TABLE 2A.
Change of retinal nerve fiber layer and ganglion cell inner-plexiform layer in related to myopic tilted disc in myopic eyes.
References | Study subjects | Mean age (mean ± SD) (years) | Images | Definitions of disc tilt, tilt angle, and disc torsion | Main outcomes |
RNFL defect | |||||
Kimura et al. (19) | 61 Highly myopic and 55 non-highly myopic eyes with early VF defect. | High myopia: 44.7 ± 11.3, Non-high myopia: 55.5 ± 12.8 | Fundus photograph | Disc tilt: ratio of disc diameter = shortest/longest. | Tilted disc was significantly associated with the nearest RNFL defect within papillomacular bundle. (OR: 2.73, 95% CI: 1.13–6.61). |
RNFL and GCIPL distribution | |||||
Hwang et al. (5) | 93 Myopic eyes | 21.04 ± 1.40 | Fundus photograph, OCT | Tilt angle: The degree of optic disc tile was defined as the angle between the lines connecting the BMO and the imaginary horizontal line. Disc torsion: Deviation of the longest axis of the optic disc from the perpendicular meridian. |
Eyes with tilted disc had thicker temporal RNFL and more temporally positioned superior/inferior peak locations than eyes without tilted disc. Eyes with disc rotation (torsion) had thicker temporal RNFL and a more temporally positioned superior peak location than eyes without disc rotation (torsion). |
Ilhan et al. (6) | 185 Myopic eyes and 122 healthy controls | 48.8 ± 16.3 | OCT | Disc tilt: The OCT images were evaluated to determine the presence of a tilted optic disc according to the presence of oblique orientation of the vertical axis, the elevation of the superotemporal neuroretinal rim, and inferonasal crescent. | For eyes with high myopia, the superior quadrant of the peripapillary RNFL was significantly thinner in eyes with disc tilt than eyes without disc tilt. |
Fan et al. (7) | 3,037 Eyes from healthy individuals | 64.6 ± 9.8 | OCT | Disc torsion: Vertical optic disc rotation: angle between BM line and the OCT image line on OCT scans running horizontally through the optic disc.
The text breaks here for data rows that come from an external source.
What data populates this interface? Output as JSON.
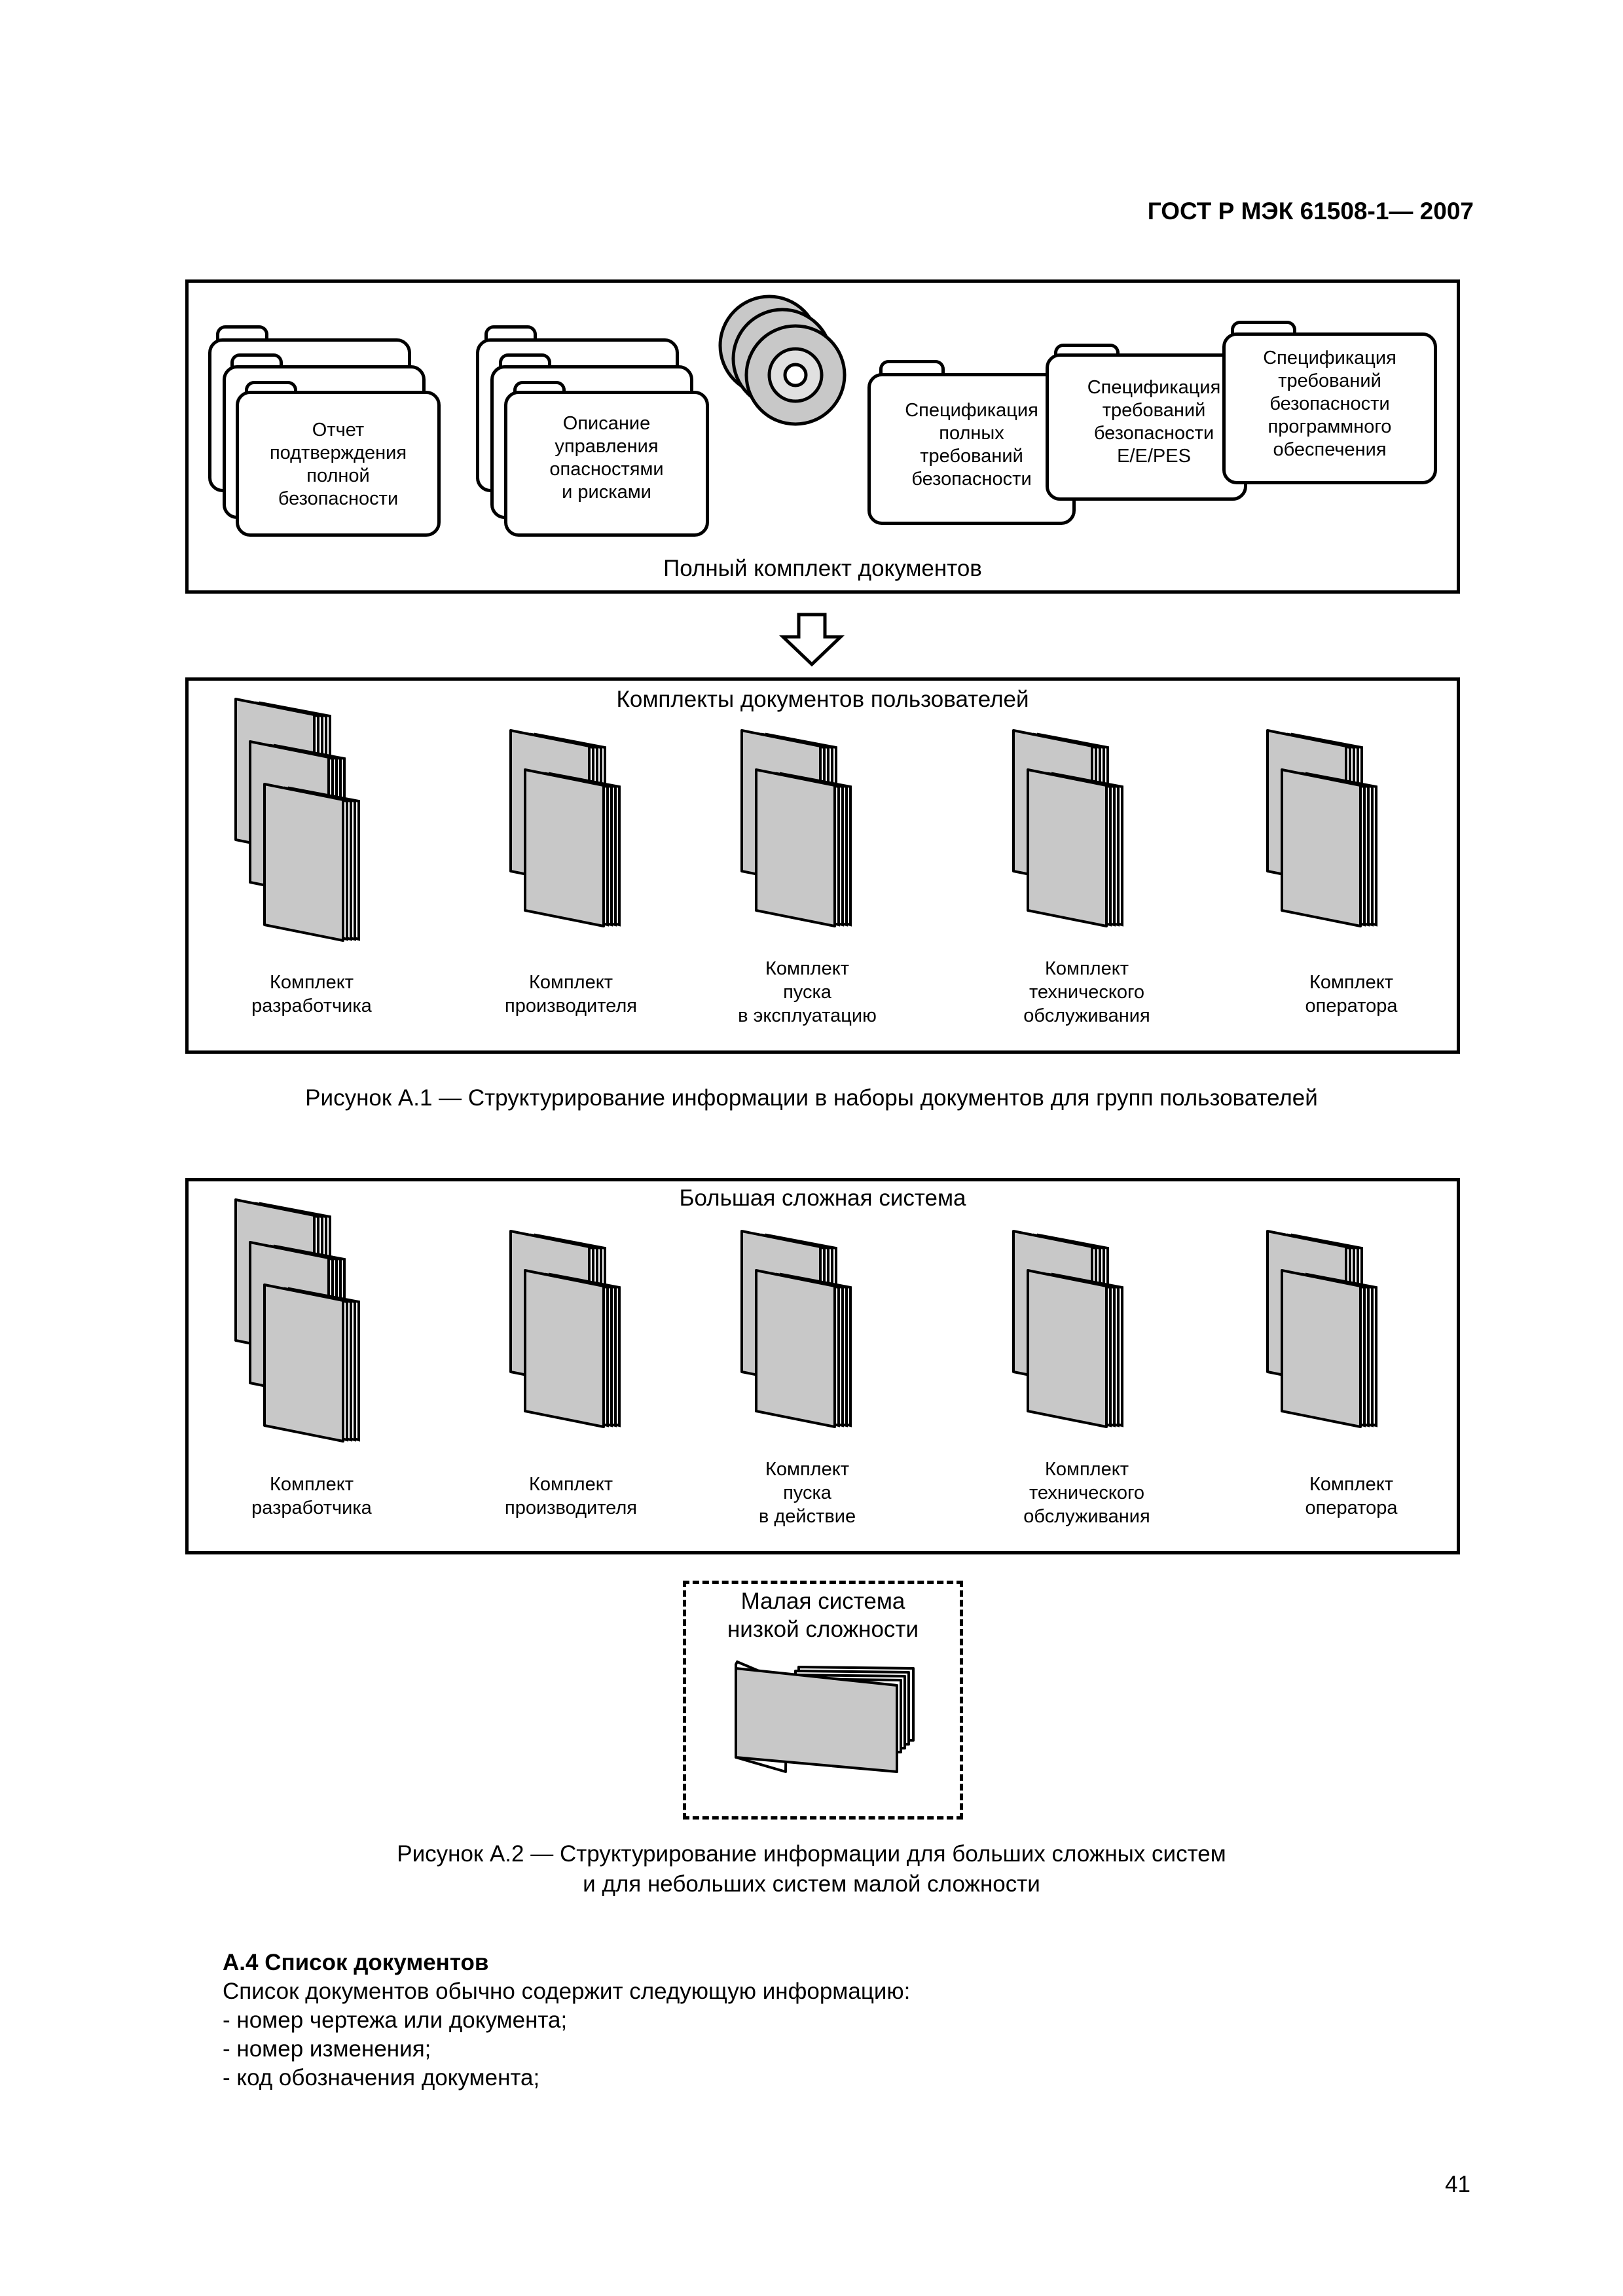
{
  "header": {
    "standard": "ГОСТ Р МЭК 61508-1— 2007"
  },
  "figure1": {
    "top_box": {
      "caption": "Полный комплект документов",
      "folders": [
        [
          "Отчет",
          "подтверждения",
          "полной",
          "безопасности"
        ],
        [
          "Описание",
          "управления",
          "опасностями",
          "и рисками"
        ],
        [
          "Спецификация",
          "полных",
          "требований",
          "безопасности"
        ],
        [
          "Спецификация",
          "требований",
          "безопасности",
          "E/E/PES"
        ],
        [
          "Спецификация",
          "требований",
          "безопасности",
          "программного",
          "обеспечения"
        ]
      ]
    },
    "bottom_box": {
      "title": "Комплекты документов пользователей",
      "kits": [
        [
          "Комплект",
          "разработчика"
        ],
        [
          "Комплект",
          "производителя"
        ],
        [
          "Комплект",
          "пуска",
          "в эксплуатацию"
        ],
        [
          "Комплект",
          "технического",
          "обслуживания"
        ],
        [
          "Комплект",
          "оператора"
        ]
      ]
    },
    "caption": "Рисунок А.1 — Структурирование информации в наборы документов для групп пользователей"
  },
  "figure2": {
    "large_box": {
      "title": "Большая сложная система",
      "kits": [
        [
          "Комплект",
          "разработчика"
        ],
        [
          "Комплект",
          "производителя"
        ],
        [
          "Комплект",
          "пуска",
          "в действие"
        ],
        [
          "Комплект",
          "технического",
          "обслуживания"
        ],
        [
          "Комплект",
          "оператора"
        ]
      ]
    },
    "small_box": {
      "title": [
        "Малая система",
        "низкой сложности"
      ]
    },
    "caption": [
      "Рисунок А.2 — Структурирование информации для больших сложных систем",
      "и для небольших систем малой сложности"
    ]
  },
  "section": {
    "heading": "А.4 Список документов",
    "intro": "Список документов обычно содержит следующую информацию:",
    "items": [
      "- номер чертежа или документа;",
      "- номер изменения;",
      "- код обозначения документа;"
    ]
  },
  "page_number": "41",
  "colors": {
    "binder_fill": "#c8c8c8",
    "binder_page": "#ffffff",
    "stroke": "#000000"
  }
}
Horizontal optic disc rotation: angle between BM line and the OCT image line on OCT scans running vertically through the optic disc. | Larger horizontal optic disc rotation was associated with thinner superior nasal RNFL thickness and thicker inferior nasal RNFL thickness. |
Lee et al. (8) | 94 Eyes with optic disc torsion and 114 eyes without optic disc torsion | Optic disc torsion: 48.29 ± 13.64, Without optic disc torsion: 50.59 ± 13.02 |
Fundus photograph | Disc tilt: Ratio of disc diameter = shortest/longest. Disc torsion: Deviation of the longest axis of the optic disc from the perpendicular meridian. |
Eyes with inferotemporal optic disc torsion have significantly thicker temporal RNFL and had more temporally positioned superior peak of RNFL than eyes with superonasal optic disc torsion or eyes without disc torsion. The GCIPL thickness at all segments was unaffected by disc torsion direction. |
Sung et al. (9) | 220 Myopic eyes | 27.94 ± 6.67 | Fundus photograph | Disc tilt: Ratio of disc diameter = longest/shortest Disc torsion: Deviation of the longest axis of the optic disc from the perpendicular meridian. |
Eyes with inferior rotation (torsion) of optic disc showed thinner pRNFL and mGCIPL thickness in general compared with eyes with superior rotation (torsion). |
VF, visual field; RNLF, retinal nerve fiber layer; NTG, normal tension glaucoma; OCT, optical coherence tomography; BMO, Bruch’s membrane opening; ONH, optic nerve head; IOP, intraocular pressure; CDR, cup disc ratio; OR, odd ratio; OAG, open angle glaucoma; POAG, primary open angle glaucoma; BM, Bruch’s membrane; GCIPL, ganglion cell inner-plexiform layer; pRNFL, peripapillary retinal nerve fiber layer; mGCIPL, macular ganglion cell inner-plexiform layer.